S&P 500 – Per last week’s discussion of major resistance in the 1227.40-1257.30 region at the former neckline of a critical Head and Shoulders top, prices put in a Bearish Engulfing and turned lower at the band’s outer boundary. Initial support has been met at 1166.31, the 23.6% Fibonacci extension level, with resistance still lining up at 1227.40. Broadly speaking, price action since the early August low appears to be taking the shape of a Flag chart pattern, a setup favoring bearish continuation once congestion gives way to directional momentum once again.
CRUDE OIL – As we suspected last week, prices moved lower after putting in a pair of Doji candlesticks below support-turned-resistance at $89.59, the June 27 wick low. Initial support from here stands at a rising trend line connecting major lows since August 9, now at $84.80. Resistance remains at $89.59.

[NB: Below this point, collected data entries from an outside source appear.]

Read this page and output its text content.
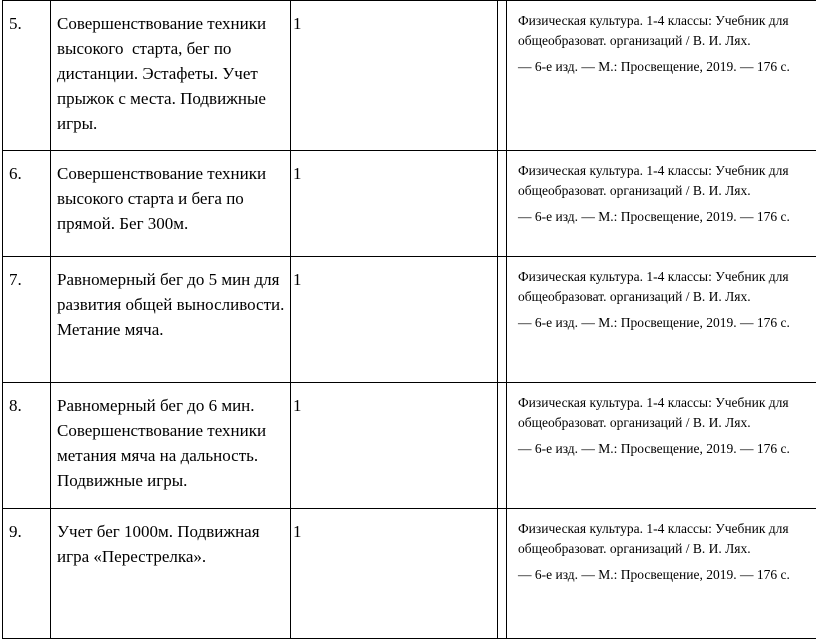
5.	Совершенствование техники высокого  старта, бег по дистанции. Эстафеты. Учет прыжок с места. Подвижные игры.	1		Физическая культура. 1-4 классы: Учебник для общеобразоват. организаций / В. И. Лях.
— 6-е изд. — М.: Просвещение, 2019. — 176 с.

6.	Совершенствование техники высокого старта и бега по прямой. Бег 300м.	1		Физическая культура. 1-4 классы: Учебник для общеобразоват. организаций / В. И. Лях.
— 6-е изд. — М.: Просвещение, 2019. — 176 с.

7.	Равномерный бег до 5 мин для развития общей выносливости. Метание мяча.	1		Физическая культура. 1-4 классы: Учебник для общеобразоват. организаций / В. И. Лях.
— 6-е изд. — М.: Просвещение, 2019. — 176 с.

8.	Равномерный бег до 6 мин. Совершенствование техники метания мяча на дальность. Подвижные игры.	1		Физическая культура. 1-4 классы: Учебник для общеобразоват. организаций / В. И. Лях.
— 6-е изд. — М.: Просвещение, 2019. — 176 с.

9.	Учет бег 1000м. Подвижная игра «Перестрелка».	1		Физическая культура. 1-4 классы: Учебник для общеобразоват. организаций / В. И. Лях.
— 6-е изд. — М.: Просвещение, 2019. — 176 с.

GOLD – Prices took out resistance at $1877.15 – the 76.4% Fibonacci extension level – only to run into a barrier at rising trend lie set from the swing lows visited two weeks ago. Renewed upward momentum sees trend line resistance at $1902.73, a level closely followed by the measured Fib extension target at $1908.38. Alternatively, a break below current support exposes the 61.8% Fib at $1857.83.
US DOLLAR – Prices are testing above the 50% Fibonacci retracement level at 9502, with the bulls poised to challenge the range top in place since early August at 9544 marked by the 38.2% mark. A break above this boundary exposes resistance at the falling trend line connecting major swing highs since late May, now at 9650.